Python Web scraping | How to handle missing elements using try and except so that it prints as Not available if element not is found?
from bs4 import BeautifulSoup as soup
from urllib.request import urlopen as uReq
import bs4
headers = {'Mozilla/5.0 (Windows NT 10.0; Win64; x64) AppleWebKit/537.36 (KHTML, like Gecko) Brave Chrome/83.0.4103.116 Safari/537.36'}
my_url = 'https://www.jiomart.com/c/groceries/dairy-bakery/dairy/62'
uclient = uReq(my_url)
page_html = uclient.read()
uclient.close()
bs41 = soup(page_html, 'html.parser')
containers = bs41.find_all('div', {'col-md-3 p-0'})
#print(len(containers))
#print(soup.prettify(containers[0]))
for container in containers:
p_name = container.find_all('span', {'class' : 'clsgetname'})

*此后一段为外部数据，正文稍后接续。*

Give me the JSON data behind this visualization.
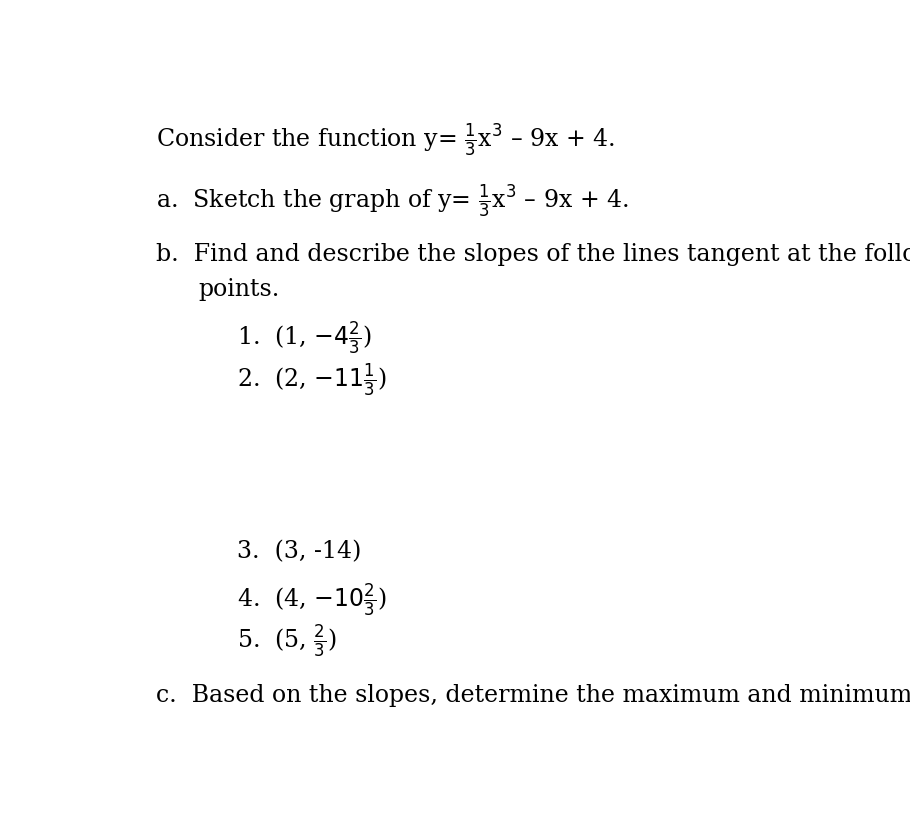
{
  "background_color": "#ffffff",
  "font_family": "serif",
  "main_fontsize": 17,
  "dash": "–",
  "title_prefix": "Consider the function y= ",
  "title_suffix": "x³ – 9x + 4.",
  "part_a_prefix": "a.  Sketch the graph of y= ",
  "part_a_suffix": "x³ – 9x + 4.",
  "part_b_line1": "b.  Find and describe the slopes of the lines tangent at the following",
  "part_b_line2": "points.",
  "point1": "1.  (1, -4",
  "point1_frac": "2/3",
  "point2": "2.  (2, -11",
  "point2_frac": "1/3",
  "point3": "3.  (3, -14)",
  "point4": "4.  (4, -10",
  "point4_frac": "2/3",
  "point5": "5.  (5, ",
  "point5_frac": "2/3",
  "part_c": "c.  Based on the slopes, determine the maximum and minimum point."
}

productname = p_name[0].text
o_p = container.find_all('span' , id = 'final_price' )
offer_price = o_p[0].text
try:
ap = container.find_all('strike', id = 'price')
actual_price = ap[0].text
except:
print('not available')
print('Product name is', productname)
print('Product Mrp is', offer_price)
print('Product actual price', actual_price)
print()
While performing the above code, There is a product which doesn't have
a actual price and has offer price only. But other products are
having both the values. When I'm trying to handle the exception via
try and except by printing 'Not Available' it's not Working.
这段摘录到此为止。